Document details
Abstract
The higher awareness of the space debris threat has triggered the need of a distributed monitoring system for the prevention of possible space collisions. The increasing number of dedicated sensors allows for a wide and continuous monitoring of the space environment and then for an accurate knowledge of debris and their orbit determination. Alongside with this trend, the need of automatic data analysis has being enhancing its importance in order to manage the increased images volume and to provide a quick and reliable toolbox (a SW framework) able to identify candidate space debris and support in their analysis. Each possible debris characterization needs in fact an identification phase; orbit and attitude determination and finally the collision risks estimation are the next steps.
This paper presents the implementation of an optimized and performance-oriented pipeline for sources extraction intended to the automatic detection of space debris in optical images. Algorithm reliability has been demonstrated in a prototypal environment, while the overall process automation and efficiency have been the main drivers in its final implementation. The performance advantages obtained with the huge degree of processing parallelism provided by General Purpose computing on Graphics Processing Units (GPGPU) are analyzed and demonstrated here: splitting data analysis over thousands of threads allows for big datasets processing with a limited computational time. This implementation put the basis for the realization of a SW framework, a set of GPU based libraries, fully intended to the efficient analysis of optical images for space debris detection and characterization.
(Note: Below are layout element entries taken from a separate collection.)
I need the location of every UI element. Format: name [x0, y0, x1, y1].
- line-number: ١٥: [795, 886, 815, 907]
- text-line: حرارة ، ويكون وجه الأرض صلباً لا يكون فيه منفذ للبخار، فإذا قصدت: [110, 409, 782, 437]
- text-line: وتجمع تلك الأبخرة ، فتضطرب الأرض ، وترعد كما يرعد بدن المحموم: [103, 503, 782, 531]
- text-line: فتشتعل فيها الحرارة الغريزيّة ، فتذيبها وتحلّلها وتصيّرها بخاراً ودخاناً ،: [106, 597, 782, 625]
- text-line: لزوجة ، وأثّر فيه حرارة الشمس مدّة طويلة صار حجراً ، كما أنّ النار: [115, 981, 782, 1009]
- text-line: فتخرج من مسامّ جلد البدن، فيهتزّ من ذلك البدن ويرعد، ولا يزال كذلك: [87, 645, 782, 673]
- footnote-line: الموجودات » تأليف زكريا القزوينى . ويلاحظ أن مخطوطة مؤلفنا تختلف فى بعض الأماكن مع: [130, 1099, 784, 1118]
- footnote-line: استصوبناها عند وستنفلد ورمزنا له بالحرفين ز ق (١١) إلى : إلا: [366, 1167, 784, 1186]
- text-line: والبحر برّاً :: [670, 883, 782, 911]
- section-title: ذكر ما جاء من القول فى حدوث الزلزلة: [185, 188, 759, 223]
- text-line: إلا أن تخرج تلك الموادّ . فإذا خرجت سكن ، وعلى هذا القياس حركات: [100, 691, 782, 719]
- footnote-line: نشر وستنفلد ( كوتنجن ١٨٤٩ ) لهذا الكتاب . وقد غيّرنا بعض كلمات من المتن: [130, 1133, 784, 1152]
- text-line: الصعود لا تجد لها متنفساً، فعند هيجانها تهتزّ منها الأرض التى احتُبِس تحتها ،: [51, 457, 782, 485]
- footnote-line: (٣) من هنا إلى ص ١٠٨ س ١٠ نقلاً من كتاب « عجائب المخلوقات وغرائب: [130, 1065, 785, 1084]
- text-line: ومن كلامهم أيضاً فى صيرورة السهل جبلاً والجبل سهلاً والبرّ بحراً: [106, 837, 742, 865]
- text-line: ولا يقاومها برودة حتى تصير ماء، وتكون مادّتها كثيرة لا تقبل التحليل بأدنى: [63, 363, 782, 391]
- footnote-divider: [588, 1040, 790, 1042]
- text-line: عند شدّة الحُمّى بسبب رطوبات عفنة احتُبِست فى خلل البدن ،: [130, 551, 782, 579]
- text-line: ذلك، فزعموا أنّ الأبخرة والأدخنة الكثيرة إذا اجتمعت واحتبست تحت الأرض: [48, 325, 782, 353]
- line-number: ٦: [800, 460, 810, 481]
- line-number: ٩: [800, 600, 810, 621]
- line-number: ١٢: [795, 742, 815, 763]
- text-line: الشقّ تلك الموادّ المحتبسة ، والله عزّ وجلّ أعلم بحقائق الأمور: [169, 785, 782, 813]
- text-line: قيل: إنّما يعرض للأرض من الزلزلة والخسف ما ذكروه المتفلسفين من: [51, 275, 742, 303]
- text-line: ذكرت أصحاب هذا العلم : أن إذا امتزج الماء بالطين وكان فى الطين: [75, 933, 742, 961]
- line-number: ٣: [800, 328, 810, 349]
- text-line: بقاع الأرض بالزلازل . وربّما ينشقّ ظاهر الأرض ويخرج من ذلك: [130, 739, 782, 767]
Another key point, enhancing its wider applicability, is that the object detection does not need auxiliary information, neither about the image acquisition (i.e. observed zone and orbital regime of the observed object), neither the star catalogue to perform stars subtraction before detecting streaks. Furthermore it is based on the analysis of a single image, thus the acquisition of consecutive frames of the same field (for stars field subtraction) is neither needed. The algorithm is able to detect both kinds of features can be found in the optical image (streaks and point-like objects), so allowing its adoption in both the observation modes: sidereal tracking in which the star are point-like object and the space debris are streaks and object tracking in which features’ significance is inverted.
The algorithm’s flow itself is composed of three main phases. First one is pre-processing where a set of non-linear digital filtering techniques are applied to the greyscale image, achieving a noise reduction. The second phase consists in segmentation and classification where all the information about the connected components from the binary image are extracted and subsequently classified. Finally, the astrometry phase performs the astrometric reduction of the detected objects.
The implementation has been tested on a large and variate images data set, containing both imaging satellites from different orbit ranges (low, medium and high orbits) and multiple observation modes (i.e. sidereal and object tracking).